Наконец в сенях послышались шаги, и дверь отворилась. На крыльцо вышел сын хозяина, такой же долговязый, как отец.
— Здорово, Симана.
Кириля подошел к нему.
— Что ты бродишь ночами? — Симана сделал вид, что не замечает протянутой Кирилей руки.
— Королев послал меня к твоему отцу.
— А не врешь?
Кириля не заметил лукавой усмешки в глазах парня и начал божиться, что он говорит правду. Симана не ответил ничего и ушел. Опять хлопнула щеколда. «Вот и верь им, что никого нет дома», — подумал Кириля и стал ждать.

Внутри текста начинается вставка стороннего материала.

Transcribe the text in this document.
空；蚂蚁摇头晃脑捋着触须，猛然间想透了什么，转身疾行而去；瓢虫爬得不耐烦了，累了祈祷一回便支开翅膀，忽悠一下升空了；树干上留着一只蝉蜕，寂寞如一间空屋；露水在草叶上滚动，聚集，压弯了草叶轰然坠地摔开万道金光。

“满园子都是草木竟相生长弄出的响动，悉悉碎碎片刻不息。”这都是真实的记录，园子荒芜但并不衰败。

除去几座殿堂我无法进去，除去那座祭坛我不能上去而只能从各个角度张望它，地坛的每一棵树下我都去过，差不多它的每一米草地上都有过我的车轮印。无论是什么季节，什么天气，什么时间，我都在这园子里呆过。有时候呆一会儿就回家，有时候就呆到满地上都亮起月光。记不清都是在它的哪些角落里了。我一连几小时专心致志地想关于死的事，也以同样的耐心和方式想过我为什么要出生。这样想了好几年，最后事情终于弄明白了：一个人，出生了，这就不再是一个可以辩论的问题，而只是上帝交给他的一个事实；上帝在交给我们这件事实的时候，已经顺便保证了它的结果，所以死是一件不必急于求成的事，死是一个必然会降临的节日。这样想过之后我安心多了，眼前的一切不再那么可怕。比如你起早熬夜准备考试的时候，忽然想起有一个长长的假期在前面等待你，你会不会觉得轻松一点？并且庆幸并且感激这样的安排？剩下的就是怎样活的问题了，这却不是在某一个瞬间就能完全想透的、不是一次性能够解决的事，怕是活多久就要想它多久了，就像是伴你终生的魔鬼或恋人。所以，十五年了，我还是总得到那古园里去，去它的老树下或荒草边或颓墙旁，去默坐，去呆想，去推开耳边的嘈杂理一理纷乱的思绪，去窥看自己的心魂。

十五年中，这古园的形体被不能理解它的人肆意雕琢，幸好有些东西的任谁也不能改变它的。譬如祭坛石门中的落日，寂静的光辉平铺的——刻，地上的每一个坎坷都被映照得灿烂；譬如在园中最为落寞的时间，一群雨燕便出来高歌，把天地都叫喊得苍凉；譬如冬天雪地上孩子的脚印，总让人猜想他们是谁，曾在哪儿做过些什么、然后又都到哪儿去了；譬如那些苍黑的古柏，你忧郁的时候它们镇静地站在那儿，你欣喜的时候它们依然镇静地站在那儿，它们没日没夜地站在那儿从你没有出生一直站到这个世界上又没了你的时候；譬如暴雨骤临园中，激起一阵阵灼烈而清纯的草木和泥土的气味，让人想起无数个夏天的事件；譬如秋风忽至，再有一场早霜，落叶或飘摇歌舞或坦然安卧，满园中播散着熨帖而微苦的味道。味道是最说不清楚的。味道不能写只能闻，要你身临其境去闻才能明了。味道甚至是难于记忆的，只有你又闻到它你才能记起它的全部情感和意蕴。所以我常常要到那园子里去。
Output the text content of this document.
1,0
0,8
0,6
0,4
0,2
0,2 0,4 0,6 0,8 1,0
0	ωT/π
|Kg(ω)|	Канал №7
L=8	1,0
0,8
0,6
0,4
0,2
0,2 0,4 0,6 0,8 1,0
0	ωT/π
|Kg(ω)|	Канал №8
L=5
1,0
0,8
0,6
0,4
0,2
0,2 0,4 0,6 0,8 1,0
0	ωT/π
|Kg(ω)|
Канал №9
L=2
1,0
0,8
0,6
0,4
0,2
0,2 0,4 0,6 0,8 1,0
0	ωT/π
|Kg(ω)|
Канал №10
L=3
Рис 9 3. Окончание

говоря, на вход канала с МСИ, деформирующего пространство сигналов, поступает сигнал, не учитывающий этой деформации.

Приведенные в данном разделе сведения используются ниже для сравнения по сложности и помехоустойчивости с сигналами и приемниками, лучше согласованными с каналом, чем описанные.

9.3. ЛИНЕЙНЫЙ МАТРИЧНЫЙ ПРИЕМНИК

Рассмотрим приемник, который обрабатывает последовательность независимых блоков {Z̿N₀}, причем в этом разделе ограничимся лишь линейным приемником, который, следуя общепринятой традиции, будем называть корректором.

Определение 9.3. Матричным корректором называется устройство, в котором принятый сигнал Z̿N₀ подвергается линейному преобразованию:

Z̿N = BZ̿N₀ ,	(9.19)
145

Вскоре опять послышались шаги, и на крыльцо сразу вышли трое. Сам хозяин, Симана, а за ними… Королев.
— Встречаем, как большого начальника, — засмеялся Симана. — Всем народом.
— Где ты так долго шатался? — строго спросил Королев.
— Как же ты раньше меня успел? — удивился Кириля.
— Заходи. Чего встал? — торопил хозяин Кирилю. — Или хочешь, чтобы тебя видела вся деревня?
Они вошли в дом. Дверь заперли на крепкий крюк.
— К кому ты заходил по дороге? С кем встречался? — стал допрашивать Королев, едва переступив порог.
Хозяин дома был настроен благодушнее.
— В дом входишь, как большевик или руочи, — проворчал он незлобиво.
Кириля сорвал шапку с головы и начал неистово креститься.
Хозяин был на голову выше Кирили. Семьдесят годов, прожитых стариком, ничуть не сгорбили его. Мужественное, вытянутое лицо обрамляли густые седые волосы и пышная, доходящая чуть ли не до пояса борода.
Василий Леонтьевич Сидоров, или Левонен, как его звали в деревне, считался в Тунгуде одним из самых уважаемых стариков. Уважали его не за богатство. У него даже не было более или менее приличной лавчонки, какие имели все, обладавшие его капиталом. Имел он лишь два амбара, и когда кому приходилось обращаться к нему за чем-нибудь, с пустыми руками от Левонена не уходили: в амбарах хватало всякого товара. И притом платы он никакой не требовал, лишь просил не забывать бога. А его бог учил, что за добро надо отплачивать добром, на помощь отвечать помощью. И этот бог был столь ловким посредником, что его благочестивый слуга никогда не оставался в убытке.
А еще уважали Левонена за начитанность, за его знания. Он свободно изъяснялся, писал и читал на русском, финском и шведском языках; кроме того, знал многие карельские говоры. Он знал на память целые главы из библии — как на русском, так и финском. Был он знаком и с законами — и российскими, и финляндскими. Сам он не был рунопевцем, но благодаря книгам знал неплохо финскую и карельскую народную поэзию, знал множество сказок, поговорок, загадок.
Уважали его и за широкие связи. В Финляндии в круг его знакомых входили видные государственные деятели и известные юристы, крупные военные чины и руководители различных карельских обществ. До революции он имел влиятельных знакомых в Петербурге, и кемские и сорокские чиновники почитали за честь быть с ним в дружбе. Он не был стяжателем, его богатство умножалось словно само собой, потому что он держал хороших лошадей и знал, откуда что и куда везти.
Большевики не признавали его авторитет, но и не обижали его.
— Садись к столу, — сказал Левонен добрым голосом.
Королев по-прежнему был настороже.
— Ты скажешь наконец, где ты пропадал?
Кириля поглядел на Королева, потом на Левонена. Какие разные они люди! Один все стращает, а другой — добрый, радушный.
— Я же шел не людскими путями, — ответил Кириля. — Шел потихоньку, крадучись. Да отдыхал часто. Сил у меня мало, и подкрепиться нечем было.
— Ешь, ешь! — угощал хозяин.
И Кириля ел. Он набил полный рот рыбы, впихнул здоровенный кусок корки от рыбника, потом картошки и потом еще рыбы. Рыбник был испечен из чистой ячменной муки.
Прожевав, он продолжал:
— …Встретил я только одного мужика. Кто он был, не знаю. Он сказал мне, что избушки у Тихой ламбы больше нет. Не пустил меня туда.
— Еще кого видел?
— Никого больше. — Кириля хотел перекреститься, но хозяин заметил:
— Когда едят, то не крестятся.
— А я шел людским путем, — сказал Королев. — Мне бояться нечего. Я не преступник.
— Куда же мне теперь? — Кириля посмотрел на хозяина.
— Свет не без добрых людей, — ответил Левонен.
— Я могу работать. Все, что прикажешь, сделаю.
— Какой из тебя работник! — махнул рукой Левонен. — Пропасть мы тебе не дадим. Все, что бог мне дал, то он и для людей дал. Так я считаю. Ложись спать.